Adana réfléchit quelques instant avec de souffler:

« Des cheveux.

- Des cheveux ? A quoi cela va t-il nous servir à passer le barrage de garde ?

- Ramène-moi des cheveux de deux personnes et je t'explique. »

Bien décidé à satisfaire son amie, Léopold se leva et rejoignit la route. Il scruta attentivement les voyageurs. Il passa un long moment à s'atteler à cette tache avant d'apercevoir sur une charrette de foin une vieille dame et son fils. Léopold s'approcha d'eux et leur fit signe de s'arrêter. Le jeune homme obéit et demanda à Léo la raison de cette demande. Humblement, Léopold leur expliqua ce qu'il cherchait, devant les yeux attentifs des deux paysans. Après le court récit expliquant le pourquoi du comment, la vieille femme sourit.

« Nous vous avons reconnu, vous êtes l'homme recherché par la reine Alda. »

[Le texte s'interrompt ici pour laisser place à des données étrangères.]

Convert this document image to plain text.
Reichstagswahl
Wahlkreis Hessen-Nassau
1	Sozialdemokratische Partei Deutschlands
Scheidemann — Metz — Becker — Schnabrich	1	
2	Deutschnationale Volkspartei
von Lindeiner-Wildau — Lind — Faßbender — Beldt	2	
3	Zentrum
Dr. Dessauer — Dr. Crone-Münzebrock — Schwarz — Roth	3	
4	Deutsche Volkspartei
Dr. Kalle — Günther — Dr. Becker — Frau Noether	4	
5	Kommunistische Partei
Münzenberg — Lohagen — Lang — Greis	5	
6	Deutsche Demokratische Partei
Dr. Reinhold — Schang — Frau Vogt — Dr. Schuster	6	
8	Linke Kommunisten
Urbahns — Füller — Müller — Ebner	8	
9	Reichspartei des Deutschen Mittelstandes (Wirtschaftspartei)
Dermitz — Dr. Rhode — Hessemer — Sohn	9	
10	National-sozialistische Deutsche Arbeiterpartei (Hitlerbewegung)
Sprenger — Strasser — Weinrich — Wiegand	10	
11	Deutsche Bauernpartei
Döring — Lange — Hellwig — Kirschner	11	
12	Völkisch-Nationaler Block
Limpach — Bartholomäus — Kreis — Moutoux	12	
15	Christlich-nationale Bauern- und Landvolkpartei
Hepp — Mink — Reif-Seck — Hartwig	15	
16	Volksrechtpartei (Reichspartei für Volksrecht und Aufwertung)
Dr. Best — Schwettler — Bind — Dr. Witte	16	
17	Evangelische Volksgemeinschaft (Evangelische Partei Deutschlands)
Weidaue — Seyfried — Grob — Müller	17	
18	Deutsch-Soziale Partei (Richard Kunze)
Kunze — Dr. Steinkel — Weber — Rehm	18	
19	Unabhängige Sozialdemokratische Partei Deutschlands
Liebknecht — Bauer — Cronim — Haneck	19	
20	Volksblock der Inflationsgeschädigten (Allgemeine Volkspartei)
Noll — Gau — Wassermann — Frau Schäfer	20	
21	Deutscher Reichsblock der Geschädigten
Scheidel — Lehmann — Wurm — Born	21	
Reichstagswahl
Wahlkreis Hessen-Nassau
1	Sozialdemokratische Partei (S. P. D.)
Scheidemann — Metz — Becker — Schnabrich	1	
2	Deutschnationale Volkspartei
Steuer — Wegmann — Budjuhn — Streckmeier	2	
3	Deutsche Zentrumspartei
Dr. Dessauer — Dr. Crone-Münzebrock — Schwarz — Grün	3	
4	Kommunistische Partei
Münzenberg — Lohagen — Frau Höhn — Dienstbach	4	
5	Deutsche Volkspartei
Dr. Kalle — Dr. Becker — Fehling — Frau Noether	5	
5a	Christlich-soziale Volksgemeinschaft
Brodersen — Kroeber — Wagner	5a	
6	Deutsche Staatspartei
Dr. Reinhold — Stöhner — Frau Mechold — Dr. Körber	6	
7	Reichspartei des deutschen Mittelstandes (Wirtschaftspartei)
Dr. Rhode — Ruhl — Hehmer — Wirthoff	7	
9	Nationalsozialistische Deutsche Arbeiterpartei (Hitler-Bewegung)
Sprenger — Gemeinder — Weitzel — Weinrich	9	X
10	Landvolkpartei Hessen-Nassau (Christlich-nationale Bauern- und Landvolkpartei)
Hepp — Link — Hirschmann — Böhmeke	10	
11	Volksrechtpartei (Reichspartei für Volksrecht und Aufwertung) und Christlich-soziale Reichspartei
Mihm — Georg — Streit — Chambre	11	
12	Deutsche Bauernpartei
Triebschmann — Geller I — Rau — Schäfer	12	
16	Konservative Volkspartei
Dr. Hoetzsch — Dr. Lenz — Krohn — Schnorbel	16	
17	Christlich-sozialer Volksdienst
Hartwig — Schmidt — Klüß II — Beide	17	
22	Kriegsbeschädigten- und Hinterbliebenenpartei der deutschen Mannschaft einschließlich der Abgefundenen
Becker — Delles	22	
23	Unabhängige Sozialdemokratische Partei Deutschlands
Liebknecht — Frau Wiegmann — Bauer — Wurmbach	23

Léopold déglutit en entendant cela. Il était donc recherché ? Qu'allait-il faire ? Les paysans le vendraient-il pour s'asseoir sur un peu de fortune ?

Ne vous inquiétez pas et changez de couleur, nous ne vous dénonceront pas. Si vous donner un de nos cheveux vous aidera, alors nous vous le cédons volontiers. »

La vieille arracha un de ses cheveux blancs et le tendit à Léopold. Son fils fit de même avec un cheveu châtain clair. Léo était ému par ces paysans. Il savait maintenant que le peuple le soutenait et croyait peut-être en Adana. Après les avoir grandement remercié, il s'enfonça dans le petit bois et retrouva son ami qui se reposait. Il tenta de s'asseoir a côté d'elle sans la réveiller mais immédiatement, elle dit:

« Tu en as ramené ?

- Oui.

Cette réponse fit grimacer Adana. Peut-être ne s'attendait-elle pas à ce que son ami ramène quelque chose qu'elle n'avait pas réussi à avoir. Léo préféra ne pas y faire attention. Il tendit les deux poils à Adana, qui lui pria de les garder pendant qu'elle préparait la potion. Une potion ? Il tenta de savoir à quoi cela servirait mais Adana ne l'écoutait pas, préférant se concentrer sur le liquide bleuâtre enfermé dans une fiole de verre qu'elle avait sorti de la besace de son ami. Il s'indigna d'ailleurs sur ce point: comment cette fiole s'était-elle retrouvée là ? Pendant qu'il pestait, Adana transvasa la moitié du liquide dans une autre fiole, elle aussi cachée dans la besace de Léopold. Il fut cette fois-ci énervé par toutes ces fioles qui apparaissaient soudainement dans son sac. Adana lui fit signe de se taire, en mettant son index sur ses lèvres puis demanda les cheveux. Elle en mit un dans une fiole et l'autre dans le deuxième flacon. La potion bleuâtre changea soudainement de couleur, dans une petite explosion. Elle prit la couleur du cheveu placé dans chaque fiole: soit blanc soit brun clair. Elle tendit la fiole blanche à Léopold, un sourire dans le coin de ses lèvres. Elle but la sienne avant que Léo ne pose quelque question. Il dut faire de même. Il faillit recracher le liquide : Il était certes doux comme du miel, mais avait un arrière-goût rance. Soudainement, il sentit des maux de ventre et une migraine. Il se pencha en avant, pensant vomir. A la place, il sentit ses membres s'engourdir et ses cheveux pousser. Il vit ses doigts se flétrir et s'allonger. Il entendit ses os rétrécir dans un craquement sinistre. Il était recouvert de ses vêtements; quand il se leva, ceux-ci glissèrent et tombèrent au sol, laissant apparaître un corps âgé, et nu. Il poussa un cri, dans un voix féminine et abîmée par le temps et essaya tant bien que mal de se cacher avec les vêtements tombés au sol. Il s'aperçut alors qu'Adana n'était plus devant lui; il cria le nom de son amie jusqu'à ce que réponde une voix d'homme.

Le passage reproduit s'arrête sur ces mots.